I feel many on HN simply can't appreciate the great working conditions the IT industry has compared to other industries (health care, food service, social services, etc). Getting paid over $100K a year and crying about going to the office? Wow, just wow. Imagine how nurses feel getting much lower pay that are forced to go to work and deal with sick/unruly people...
> HN simply can't appreciate the great working conditions the IT industry has compared to other industries
These conditions don't happen by accident or by the goodwill of employers. They happen because people in the industry have such a hard attitude toward management. Stop pushing back and all these conditions will suddenly disappear.
Your example of nurses is a good one. In some countries they have excellent conditions. In other countries, they have very poor conditions. Their impact on society is the same everywhere, but different historical events have allowed them to have their current work experience.
I don't know where you work/worked before, but I've only had 1 "bad boss" in my +30yr IT career.
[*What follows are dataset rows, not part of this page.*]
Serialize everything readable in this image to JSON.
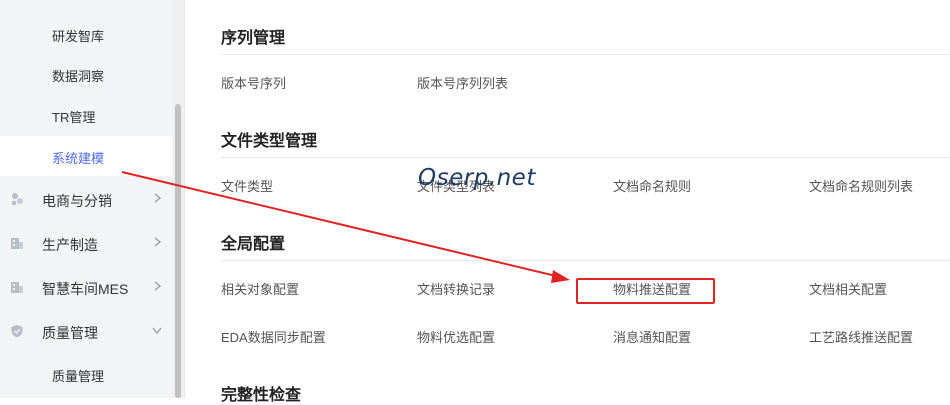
{
  "sidebar": {
    "sub_items_top": [
      {
        "label": "研发智库"
      },
      {
        "label": "数据洞察"
      },
      {
        "label": "TR管理"
      },
      {
        "label": "系统建模",
        "active": true
      }
    ],
    "groups": [
      {
        "label": "电商与分销",
        "icon": "people-icon",
        "chevron": "right"
      },
      {
        "label": "生产制造",
        "icon": "building-icon",
        "chevron": "right"
      },
      {
        "label": "智慧车间MES",
        "icon": "building-icon",
        "chevron": "right"
      },
      {
        "label": "质量管理",
        "icon": "shield-icon",
        "chevron": "down"
      }
    ],
    "sub_items_bottom": [
      {
        "label": "质量管理"
      }
    ]
  },
  "main": {
    "sections": [
      {
        "title": "序列管理",
        "items": [
          "版本号序列",
          "版本号序列列表"
        ]
      },
      {
        "title": "文件类型管理",
        "items": [
          "文件类型",
          "文件类型列表",
          "文档命名规则",
          "文档命名规则列表"
        ]
      },
      {
        "title": "全局配置",
        "items": [
          "相关对象配置",
          "文档转换记录",
          "物料推送配置",
          "文档相关配置",
          "EDA数据同步配置",
          "物料优选配置",
          "消息通知配置",
          "工艺路线推送配置"
        ]
      },
      {
        "title": "完整性检查",
        "items": []
      }
    ]
  },
  "annotation": {
    "watermark": "Oserp.net",
    "highlight_target": "物料推送配置",
    "color": "#e02424"
  },
  "colors": {
    "accent": "#4f6bf4",
    "sidebar_bg": "#f3f4f6"
  }
}
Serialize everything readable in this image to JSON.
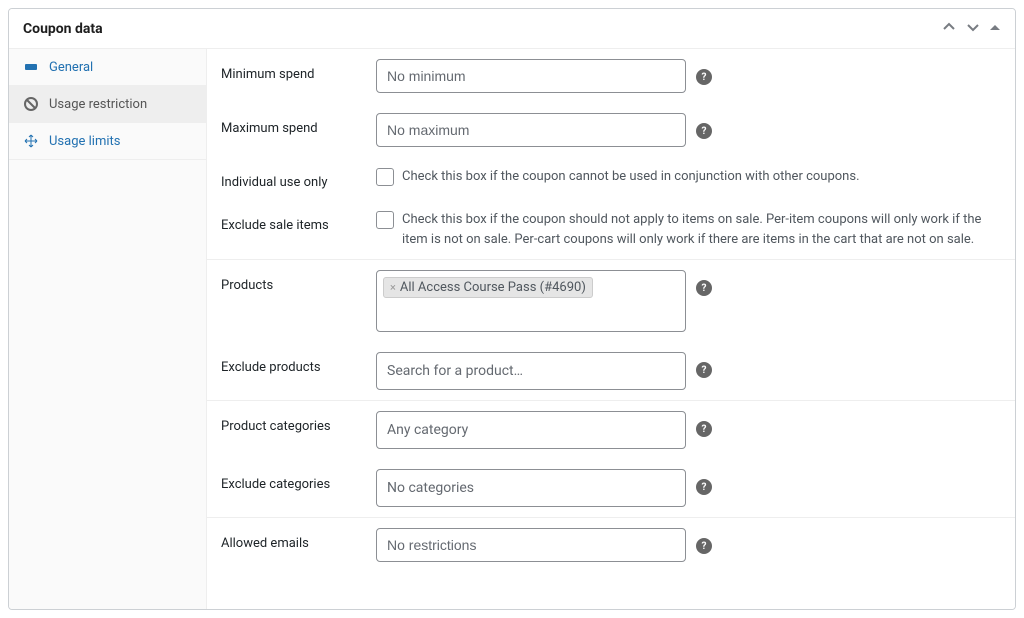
{
  "panel": {
    "title": "Coupon data"
  },
  "tabs": [
    {
      "label": "General"
    },
    {
      "label": "Usage restriction"
    },
    {
      "label": "Usage limits"
    }
  ],
  "fields": {
    "minimum_spend": {
      "label": "Minimum spend",
      "placeholder": "No minimum"
    },
    "maximum_spend": {
      "label": "Maximum spend",
      "placeholder": "No maximum"
    },
    "individual_use": {
      "label": "Individual use only",
      "description": "Check this box if the coupon cannot be used in conjunction with other coupons."
    },
    "exclude_sale_items": {
      "label": "Exclude sale items",
      "description": "Check this box if the coupon should not apply to items on sale. Per-item coupons will only work if the item is not on sale. Per-cart coupons will only work if there are items in the cart that are not on sale."
    },
    "products": {
      "label": "Products",
      "selected": [
        {
          "name": "All Access Course Pass (#4690)"
        }
      ]
    },
    "exclude_products": {
      "label": "Exclude products",
      "placeholder": "Search for a product…"
    },
    "product_categories": {
      "label": "Product categories",
      "placeholder": "Any category"
    },
    "exclude_categories": {
      "label": "Exclude categories",
      "placeholder": "No categories"
    },
    "allowed_emails": {
      "label": "Allowed emails",
      "placeholder": "No restrictions"
    }
  }
}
Even that boss did not rise to the level of "bad bosses" constantly criticized here on HN. Most/all of my bosses have been extremely understanding about work-life balance, family commitments, teamwork, collaboration, etc. Seems I been very lucky compared to the vast number of HN comments.
> These conditions don't happen by accident or by the goodwill of employers. They happen because people in the industry have such a hard attitude toward management.
I call baloney on this. It always cracks me up how wrong people are about management’s attitude about them. Been in management at upper levels across multiple orgs, and not once have I ever heard discussions about “how we can screw our team”.
All I know is that when you have within a few weeks nearly 15k+ former Facebook, Twitter, Stripe, and (name the next SV company to layoffs) folks entering the job market…if you are still employed, you might want to lay low for a while and count your blessings, because there is going to be a hundreds of impressive resumes for every open position in tech that comes open for the next 12-18 months.
Rage quitting would be really really stupid right now. You’ll end up replacing your cushy 6-figure tech gig with a lovely career slinging hash and eggs for minimum wage plus tips.
The takeaway is that nurses should get higher pay as compensation for being unable to not WFH. Not that everybody else should feel glad that they aren't getting screwed to the same extent.
If you want to work remotely, don’t work at Twitter.
There’s absolutely nothing wrong with Musk thinking it’s more beneficial for his employees to work in the office. He has goals and methods of working towards them. He wants likeminded people to work towards those goals.
Can you really not think of pros and cons of either situation? To give my opinion, if I ran a business that I was trying to grow or trying to meet lofty goals, I’d probably have people in the office too. However, I see upsides to working from home too.
I’ve been working remotely since the beginning of COVID and currently work 2,000 miles away from my work.